- Born: Christine Tullis Hunter Davies 1959 (age 65–66) Clacton-on-Sea, England
- Education: Colchester County High School for Girls
- Alma mater: University of Cambridge (BA, PhD)
- Awards: Rosalind Franklin Award (2005); Royal Society Wolfson Research Merit Award (2012);
- Scientific career
- Fields: Theoretical particle physics
- Institutions: CERN; Cornell University; Ohio State University; University of Glasgow; University of California at Santa Barbara;
- Thesis: Quantum chromodynamics and the Drell-Yan Process (1984)
- Doctoral advisor: Bryan Webber
- Website: www.physics.gla.ac.uk/~cdavies

= Christine Davies =

British physicist (born 1959)

Christine Tullis Hunter Davies (born 1959) is a professor of physics at the University of Glasgow.

== Education ==

Davies attended Colchester County High School for Girls, then the University of Cambridge, where she was an undergraduate student of Churchill College, Cambridge. She received a Bachelor of Arts (BA) degree in 1981 in physics with theoretical physics, followed by a PhD in 1984 for research on quantum chromodynamics (QCD) and the Drell–Yan process while working in the Cavendish Laboratory in Cambridge.

== Research and career ==

Davies' research investigates the strong interaction and the solution of quantum chromodynamics using a numerical method known as Lattice QCD.

She has held academic appointments at the University of Glasgow, CERN, Cornell University, Ohio State University and the University of California at Santa Barbara. Her research has been funded by the Science and Technology Facilities Council (STFC), the Particle Physics and Astronomy Research Council (PPARC), the Leverhulme Trust, Royal Society and the Fulbright Program.

She chairs the project management board for the Distributed Research utilising Advanced Computing (DiRAC) High Performance Computing (HPC) facility, is a member of the STFC particle physics advisory panel and serves as an external examiner for the School of Physics and Astronomy at the University of Manchester.
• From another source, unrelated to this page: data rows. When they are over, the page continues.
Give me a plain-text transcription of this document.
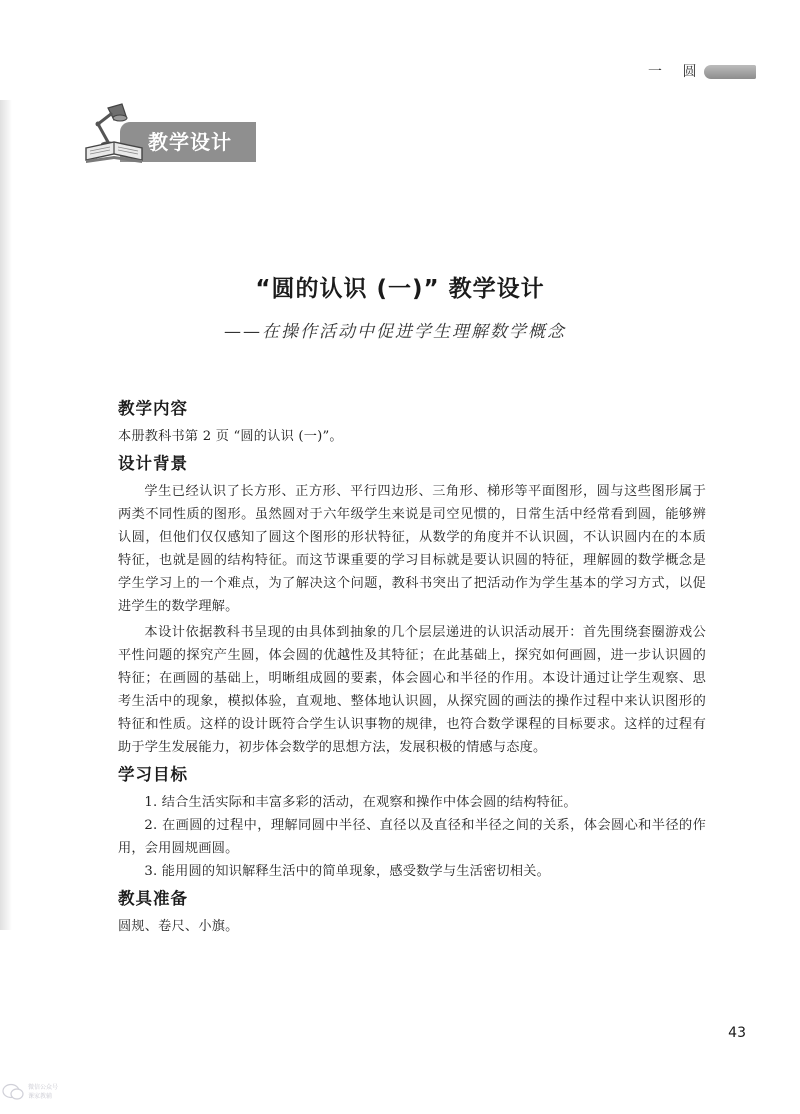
一 圆
教学设计
“圆的认识 (一)” 教学设计
——在操作活动中促进学生理解数学概念
教学内容

本册教科书第 2 页 “圆的认识 (一)”。

设计背景

学生已经认识了长方形、正方形、平行四边形、三角形、梯形等平面图形，圆与这些图形属于两类不同性质的图形。虽然圆对于六年级学生来说是司空见惯的，日常生活中经常看到圆，能够辨认圆，但他们仅仅感知了圆这个图形的形状特征，从数学的角度并不认识圆，不认识圆内在的本质特征，也就是圆的结构特征。而这节课重要的学习目标就是要认识圆的特征，理解圆的数学概念是学生学习上的一个难点，为了解决这个问题，教科书突出了把活动作为学生基本的学习方式，以促进学生的数学理解。

本设计依据教科书呈现的由具体到抽象的几个层层递进的认识活动展开：首先围绕套圈游戏公平性问题的探究产生圆，体会圆的优越性及其特征；在此基础上，探究如何画圆，进一步认识圆的特征；在画圆的基础上，明晰组成圆的要素，体会圆心和半径的作用。本设计通过让学生观察、思考生活中的现象，模拟体验，直观地、整体地认识圆，从探究圆的画法的操作过程中来认识图形的特征和性质。这样的设计既符合学生认识事物的规律，也符合数学课程的目标要求。这样的过程有助于学生发展能力，初步体会数学的思想方法，发展积极的情感与态度。

学习目标

1. 结合生活实际和丰富多彩的活动，在观察和操作中体会圆的结构特征。

2. 在画圆的过程中，理解同圆中半径、直径以及直径和半径之间的关系，体会圆心和半径的作用，会用圆规画圆。

3. 能用圆的知识解释生活中的简单现象，感受数学与生活密切相关。

教具准备

圆规、卷尺、小旗。

43
微信公众号
课家教辅
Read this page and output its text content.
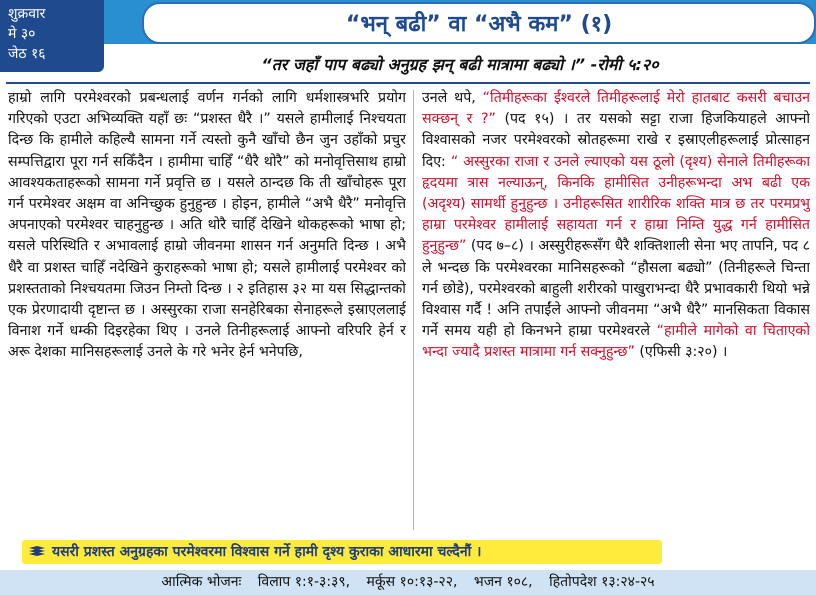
शुक्रवार
मे ३०
जेठ १६
“भन् बढी” वा “अभै कम” (१)
“तर जहाँ पाप बढ्यो अनुग्रह झन् बढी मात्रामा बढ्यो ।” -रोमी ५:२०

हाम्रो लागि परमेश्वरको प्रबन्धलाई वर्णन गर्नको लागि धर्मशास्त्रभरि प्रयोग गरिएको एउटा अभिव्यक्ति यहाँ छः “प्रशस्त धैरै ।” यसले हामीलाई निश्चयता दिन्छ कि हामीले कहिल्यै सामना गर्ने त्यस्तो कुनै खाँचो छैन जुन उहाँको प्रचुर सम्पत्तिद्वारा पूरा गर्न सकिँदैन । हामीमा चाहिँ “धैरै थोरै” को मनोवृत्तिसाथ हाम्रो आवश्यकताहरूको सामना गर्ने प्रवृत्ति छ । यसले ठान्दछ कि ती खाँचोहरू पूरा गर्न परमेश्वर अक्षम वा अनिच्छुक हुनुहुन्छ । होइन, हामीले “अभै धैरै” मनोवृत्ति अपनाएको परमेश्वर चाहनुहुन्छ । अति थोरै चाहिँ देखिने थोकहरूको भाषा हो; यसले परिस्थिति र अभावलाई हाम्रो जीवनमा शासन गर्न अनुमति दिन्छ । अभै धैरै वा प्रशस्त चाहिँ नदेखिने कुराहरूको भाषा हो; यसले हामीलाई परमेश्वर को प्रशस्तताको निश्चयतमा जिउन निम्तो दिन्छ । २ इतिहास ३२ मा यस सिद्धान्तको एक प्रेरणादायी दृष्टान्त छ । अस्सुरका राजा सनहेरिबका सेनाहरूले इस्राएललाई विनाश गर्ने धम्की दिइरहेका थिए । उनले तिनीहरूलाई आफ्नो वरिपरि हेर्न र अरू देशका मानिसहरूलाई उनले के गरे भनेर हेर्न भनेपछि,

उनले थपे, “तिमीहरूका ईश्वरले तिमीहरूलाई मेरो हातबाट कसरी बचाउन सक्छन् र ?” (पद १५) । तर यसको सट्टा राजा हिजकियाहले आफ्नो विश्वासको नजर परमेश्वरको स्रोतहरूमा राखे र इस्राएलीहरूलाई प्रोत्साहन दिए: “ अस्सुरका राजा र उनले ल्याएको यस ठूलो (दृश्य) सेनाले तिमीहरूका हृदयमा त्रास नल्याऊन्, किनकि हामीसित उनीहरूभन्दा अभ बढी एक (अदृश्य) सामर्थी हुनुहुन्छ । उनीहरूसित शारीरिक शक्ति मात्र छ तर परमप्रभु हाम्रा परमेश्वर हामीलाई सहायता गर्न र हाम्रा निम्ति युद्ध गर्न हामीसित हुनुहुन्छ” (पद ७–८) । अस्सुरीहरूसँग धैरै शक्तिशाली सेना भए तापनि, पद ८ ले भन्दछ कि परमेश्वरका मानिसहरूको “हौसला बढ्यो” (तिनीहरूले चिन्ता गर्न छोडे), परमेश्वरको बाहुली शरीरको पाखुराभन्दा धैरै प्रभावकारी थियो भन्ने विश्वास गर्दै ! अनि तपाईंले आफ्नो जीवनमा “अभै धैरै” मानसिकता विकास गर्ने समय यही हो किनभने हाम्रा परमेश्वरले “हामीले मागेको वा चिताएको भन्दा ज्यादै प्रशस्त मात्रामा गर्न सक्नुहुन्छ” (एफिसी ३:२०) ।

यसरी प्रशस्त अनुग्रहका परमेश्वरमा विश्वास गर्ने हामी दृश्य कुराका आधारमा चल्दैनौं ।
आत्मिक भोजनः विलाप १:१-३:३९, मर्कूस १०:१३-२२, भजन १०८, हितोपदेश १३:२४-२५
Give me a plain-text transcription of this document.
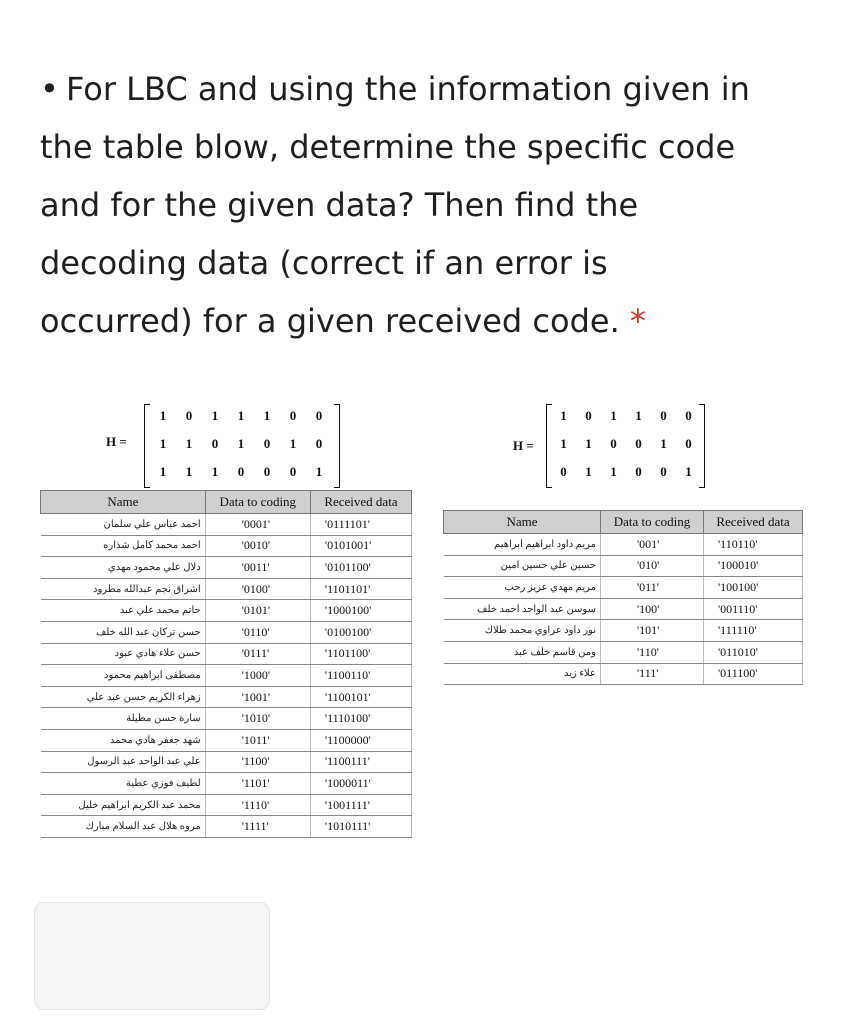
• For LBC and using the information given in
the table blow, determine the specific code
and for the given data? Then find the
decoding data (correct if an error is
occurred) for a given received code. *
H =
1	0	1	1	1	0	0
1	1	0	1	0	1	0
1	1	1	0	0	0	1
Name	Data to coding	Received data
احمد عباس علي سلمان	'0001'	'0111101'
احمد محمد كامل شذاره	'0010'	'0101001'
دلال علي محمود مهدي	'0011'	'0101100'
اشراق نجم عبدالله مطرود	'0100'	'1101101'
حاتم محمد علي عبد	'0101'	'1000100'
حسن تركان عبد الله خلف	'0110'	'0100100'
حسن علاء هادي عبود	'0111'	'1101100'
مصطفى ابراهيم محمود	'1000'	'1100110'
زهراء الكريم حسن عبد علي	'1001'	'1100101'
سارة حسن مطيلة	'1010'	'1110100'
شهد جعفر هادي محمد	'1011'	'1100000'
علي عبد الواحد عبد الرسول	'1100'	'1100111'
لطيف فوزي عطية	'1101'	'1000011'
محمد عبد الكريم ابراهيم خليل	'1110'	'1001111'
مروه هلال عبد السلام مبارك	'1111'	'1010111'
H =
1	0	1	1	0	0
1	1	0	0	1	0
0	1	1	0	0	1
Name	Data to coding	Received data
مريم داود ابراهيم ابراهيم	'001'	'110110'
حسين علي حسين امين	'010'	'100010'
مريم مهدي عزيز رحب	'011'	'100100'
سوسن عبد الواحد احمد خلف	'100'	'001110'
نور داود عراوي محمد طلاك	'101'	'111110'
ومن قاسم خلف عبد	'110'	'011010'
علاء زيد	'111'	'011100'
=== Awards and honours ===

She was appointed Order of the British Empire (OBE) in the 2006 Birthday Honours for services to science, elected a Fellow of the Royal Society of Edinburgh (FRSE) in 2001, and has been a Fellow of the Institute of Physics (FInstP) since 1988. She received the Rosalind Franklin Award in 2005 and a Royal Society Wolfson Research Merit Award in 2012.